If you’re the parent of a high school senior:
- Encourage them to finish off their final applications
- Research scholarship opportunities for them – check the institutional scholarships first and then check out finaid.com and fastweb.com for non-institutional aid
- Take walks and talk about next steps – get to know what’s going on inside their heads, i.e., what are their dreams, their fears?
- Make arrangements, if possible, to visit colleges where they’ve been accepted.
- Don’t badger them about school work (I’ll gain a few points here from the kids) – they need to keep up their grades, but colleges are unlikely to rescind their offer if they slip from a B+ to a B.
- Don’t guilt them into attending your alma mater.
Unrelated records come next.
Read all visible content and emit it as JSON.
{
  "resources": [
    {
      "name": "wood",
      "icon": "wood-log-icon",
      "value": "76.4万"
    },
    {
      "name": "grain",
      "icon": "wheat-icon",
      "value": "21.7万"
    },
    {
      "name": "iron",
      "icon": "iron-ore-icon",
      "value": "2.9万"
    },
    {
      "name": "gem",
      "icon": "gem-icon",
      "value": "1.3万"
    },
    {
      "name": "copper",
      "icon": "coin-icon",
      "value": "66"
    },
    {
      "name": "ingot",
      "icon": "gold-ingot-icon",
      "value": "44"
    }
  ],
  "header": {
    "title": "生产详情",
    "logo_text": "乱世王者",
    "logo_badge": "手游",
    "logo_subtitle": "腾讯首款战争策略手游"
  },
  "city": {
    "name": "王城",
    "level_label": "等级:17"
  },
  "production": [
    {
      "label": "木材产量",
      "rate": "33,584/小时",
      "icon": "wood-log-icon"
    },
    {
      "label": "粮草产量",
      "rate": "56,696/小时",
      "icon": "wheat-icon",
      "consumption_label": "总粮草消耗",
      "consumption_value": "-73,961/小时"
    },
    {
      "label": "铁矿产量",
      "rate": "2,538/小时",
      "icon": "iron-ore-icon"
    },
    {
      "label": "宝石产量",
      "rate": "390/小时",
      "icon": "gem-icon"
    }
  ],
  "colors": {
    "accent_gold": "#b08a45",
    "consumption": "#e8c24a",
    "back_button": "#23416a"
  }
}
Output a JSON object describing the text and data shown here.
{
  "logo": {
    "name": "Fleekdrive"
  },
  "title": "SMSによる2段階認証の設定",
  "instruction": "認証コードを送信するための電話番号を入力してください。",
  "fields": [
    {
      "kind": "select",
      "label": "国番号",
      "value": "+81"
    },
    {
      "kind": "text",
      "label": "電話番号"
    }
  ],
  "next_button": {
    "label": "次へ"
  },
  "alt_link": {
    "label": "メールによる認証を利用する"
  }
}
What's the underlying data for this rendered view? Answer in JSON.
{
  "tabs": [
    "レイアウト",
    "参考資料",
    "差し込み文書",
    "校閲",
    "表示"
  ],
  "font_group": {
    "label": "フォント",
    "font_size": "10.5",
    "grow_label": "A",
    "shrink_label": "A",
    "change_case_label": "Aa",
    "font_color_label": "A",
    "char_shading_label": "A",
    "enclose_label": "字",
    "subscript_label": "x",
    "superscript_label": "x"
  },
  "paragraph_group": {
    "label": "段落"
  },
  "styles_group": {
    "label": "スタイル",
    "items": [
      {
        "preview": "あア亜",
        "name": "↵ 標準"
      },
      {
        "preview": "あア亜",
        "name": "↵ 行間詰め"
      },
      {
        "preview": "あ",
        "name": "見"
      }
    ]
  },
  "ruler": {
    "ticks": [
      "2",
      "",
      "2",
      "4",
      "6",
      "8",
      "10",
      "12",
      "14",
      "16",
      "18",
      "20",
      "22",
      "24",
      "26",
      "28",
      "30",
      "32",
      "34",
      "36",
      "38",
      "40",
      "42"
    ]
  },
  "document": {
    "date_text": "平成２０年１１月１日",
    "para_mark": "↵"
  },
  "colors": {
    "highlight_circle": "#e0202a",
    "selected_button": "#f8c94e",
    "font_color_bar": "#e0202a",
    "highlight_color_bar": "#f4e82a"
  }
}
If you’re the parents of a high school junior or sophomore:
- Think about visiting colleges this spring, if possible.
- Help them to create a list of possible colleges and be able to articulate why that college is on the list.
- Encourage them to do in depth research on each of the colleges that they think represent a good fit for them.
- Share resources with them on student reviews, video tours, virtual tours, webinars with colleges, etc.
- Go slowly, this is their time to learn more about themselves and what they’re looking for.
- Don’t pressure them to get involved in too many extracurriculars.
- Help them identify what they really care about and then dig deep.
- Start researching summer opportunities now.
- Encourage them to stretch themselves – try new things, challenge themselves.
- Give them space to fail, it’s okay they’re resilient and you can be resilient too.
Enjoy your time with your kids. Hug them and then let them go.